In a conclave that is strikingly similar to the election of a new pope, the Maronite bishops came together in the Maronite heartland of Bkerké, Lebanon and, after five days, they elected Bishop Béchara Raï of Jbeil as the new patriarch. Patriarch Raï will be formally enthroned on 25 March.
The Maronite Church traces its foundation to Saint John Maron, who established the Christian community at Bkerké in the 7th century. Today, the Maronite Church claims between 3 and 3.5 million faithful across the globe. It has 8 archdioceses, 15 dioceses and 2 patriarchal exarchates in Lebanon, Syria, Iraq, Cyprus, Israel, Egypt, Brazil, Mexico, the United States, Canada, Australia, Argentina and Jordan.
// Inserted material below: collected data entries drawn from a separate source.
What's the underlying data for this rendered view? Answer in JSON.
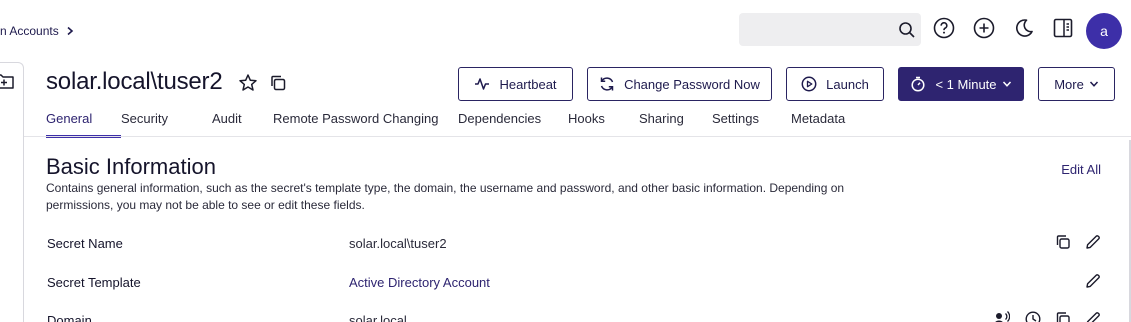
{
  "header": {
    "breadcrumb": "n Accounts",
    "search_placeholder": "",
    "avatar_letter": "a"
  },
  "secret": {
    "title": "solar.local\\tuser2"
  },
  "actions": {
    "heartbeat": "Heartbeat",
    "change_password": "Change Password Now",
    "launch": "Launch",
    "timer": "< 1 Minute",
    "more": "More"
  },
  "tabs": [
    {
      "label": "General",
      "active": true
    },
    {
      "label": "Security"
    },
    {
      "label": "Audit"
    },
    {
      "label": "Remote Password Changing"
    },
    {
      "label": "Dependencies"
    },
    {
      "label": "Hooks"
    },
    {
      "label": "Sharing"
    },
    {
      "label": "Settings"
    },
    {
      "label": "Metadata"
    }
  ],
  "section": {
    "title": "Basic Information",
    "edit_all": "Edit All",
    "description": "Contains general information, such as the secret's template type, the domain, the username and password, and other basic information. Depending on permissions, you may not be able to see or edit these fields."
  },
  "fields": [
    {
      "label": "Secret Name",
      "value": "solar.local\\tuser2"
    },
    {
      "label": "Secret Template",
      "value": "Active Directory Account"
    },
    {
      "label": "Domain",
      "value": "solar.local"
    }
  ],
  "colors": {
    "accent": "#3d2fa8",
    "primary_dark": "#2e2470",
    "search_bg": "#eeeef0"
  }
}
So history and numbers come together to assure the importance of this new appointment. Patriarch Raï is 71 and not unfamiliar with his patriarchal see of Antioch; he was auxiliary bishop there between 1986 and 1990 before being appointed to Jbeil. In Lebanon, the historic heartland of the Maronites, the patriarch is an important political player, although he is not involved in any local or national government himself, of course. Patriarch Raï is considered to be a moderate with good connections with all political players.